O banco central vem reduzindo o balanço patrimonial desde 2022 por meio de um processo conhecido como "aperto quantitativo" (QT), que consiste em deixar de reinvestir os trilhões de dólares de ativos comprados durante a pandemia para sustentar a economia.
Em março, o Fed concordou em reduzir de US$ 25 bilhões (21,53 bilhões de euros) para US$ 5 bilhões (4,306 bilhões de euros) o reinvestimento do principal da dívida de títulos do Tesouro a vencer. Entretanto, manteve as securitizações de hipotecas em US$ 35 bilhões (30,143 bilhões de euros).

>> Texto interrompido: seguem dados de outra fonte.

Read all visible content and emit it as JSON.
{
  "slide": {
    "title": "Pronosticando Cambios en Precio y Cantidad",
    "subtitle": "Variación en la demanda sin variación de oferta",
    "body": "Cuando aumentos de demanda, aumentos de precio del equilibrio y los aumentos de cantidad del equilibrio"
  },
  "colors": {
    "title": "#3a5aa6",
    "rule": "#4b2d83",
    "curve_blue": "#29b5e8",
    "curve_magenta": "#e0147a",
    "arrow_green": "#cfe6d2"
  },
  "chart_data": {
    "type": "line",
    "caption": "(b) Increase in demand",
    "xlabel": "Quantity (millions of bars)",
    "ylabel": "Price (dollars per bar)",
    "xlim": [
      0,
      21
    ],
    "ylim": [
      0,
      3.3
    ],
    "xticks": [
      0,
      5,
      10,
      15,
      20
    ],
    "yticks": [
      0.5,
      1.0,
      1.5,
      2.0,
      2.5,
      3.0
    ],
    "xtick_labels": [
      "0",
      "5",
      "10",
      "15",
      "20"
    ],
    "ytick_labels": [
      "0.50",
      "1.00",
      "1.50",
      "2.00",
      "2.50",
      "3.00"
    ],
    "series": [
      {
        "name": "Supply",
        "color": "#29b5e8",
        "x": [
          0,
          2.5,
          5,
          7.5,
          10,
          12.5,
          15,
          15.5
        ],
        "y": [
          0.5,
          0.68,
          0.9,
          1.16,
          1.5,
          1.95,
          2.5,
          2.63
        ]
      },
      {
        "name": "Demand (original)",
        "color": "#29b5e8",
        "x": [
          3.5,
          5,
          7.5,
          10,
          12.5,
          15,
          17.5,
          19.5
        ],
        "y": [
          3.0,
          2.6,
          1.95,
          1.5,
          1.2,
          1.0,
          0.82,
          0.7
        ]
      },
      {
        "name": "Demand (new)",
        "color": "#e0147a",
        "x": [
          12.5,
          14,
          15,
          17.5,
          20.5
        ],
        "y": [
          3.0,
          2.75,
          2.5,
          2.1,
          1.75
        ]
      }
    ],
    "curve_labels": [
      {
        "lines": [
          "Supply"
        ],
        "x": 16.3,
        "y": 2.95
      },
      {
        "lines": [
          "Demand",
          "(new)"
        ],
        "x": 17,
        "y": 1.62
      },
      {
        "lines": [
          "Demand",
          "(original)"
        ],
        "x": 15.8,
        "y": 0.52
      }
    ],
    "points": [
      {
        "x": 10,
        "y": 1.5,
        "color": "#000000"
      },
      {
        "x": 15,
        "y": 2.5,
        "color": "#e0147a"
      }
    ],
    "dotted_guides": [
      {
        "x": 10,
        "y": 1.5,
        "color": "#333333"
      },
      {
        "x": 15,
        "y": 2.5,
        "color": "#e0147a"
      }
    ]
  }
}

Powell também defendeu a capacidade contínua do Fed de pagar juros sobre os fundos que os bancos comerciais depositam na instituição que ele preside. Se ele se retirasse, como pretendia uma recente moção votada no Senado, mas que não foi aprovada, o Fed teria dificuldades para conduzir a política monetária.
"Se nossa capacidade de pagar juros sobre reservas e outros passivos fosse eliminada, o Fed perderia o controle sobre as taxas de juros. [...] O ponto principal é que nosso regime de reservas extensas provou ser muito eficaz na implementação da política monetária e no apoio à estabilidade econômica e financeira", explicou ele durante seu discurso.
Powell também reconheceu que os riscos negativos que pesam sobre o mercado de trabalho "parecem ter aumentado", mesmo apesar da falta de dados devido à paralisação estatística causada pela paralisação do governo. Na verdade, o "guardião do dólar" lembrou que o Fed tem uma "rede de contatos em nível nacional", bem como análises de pesquisadores privados, para monitorar a saúde macroeconômica dos EUA.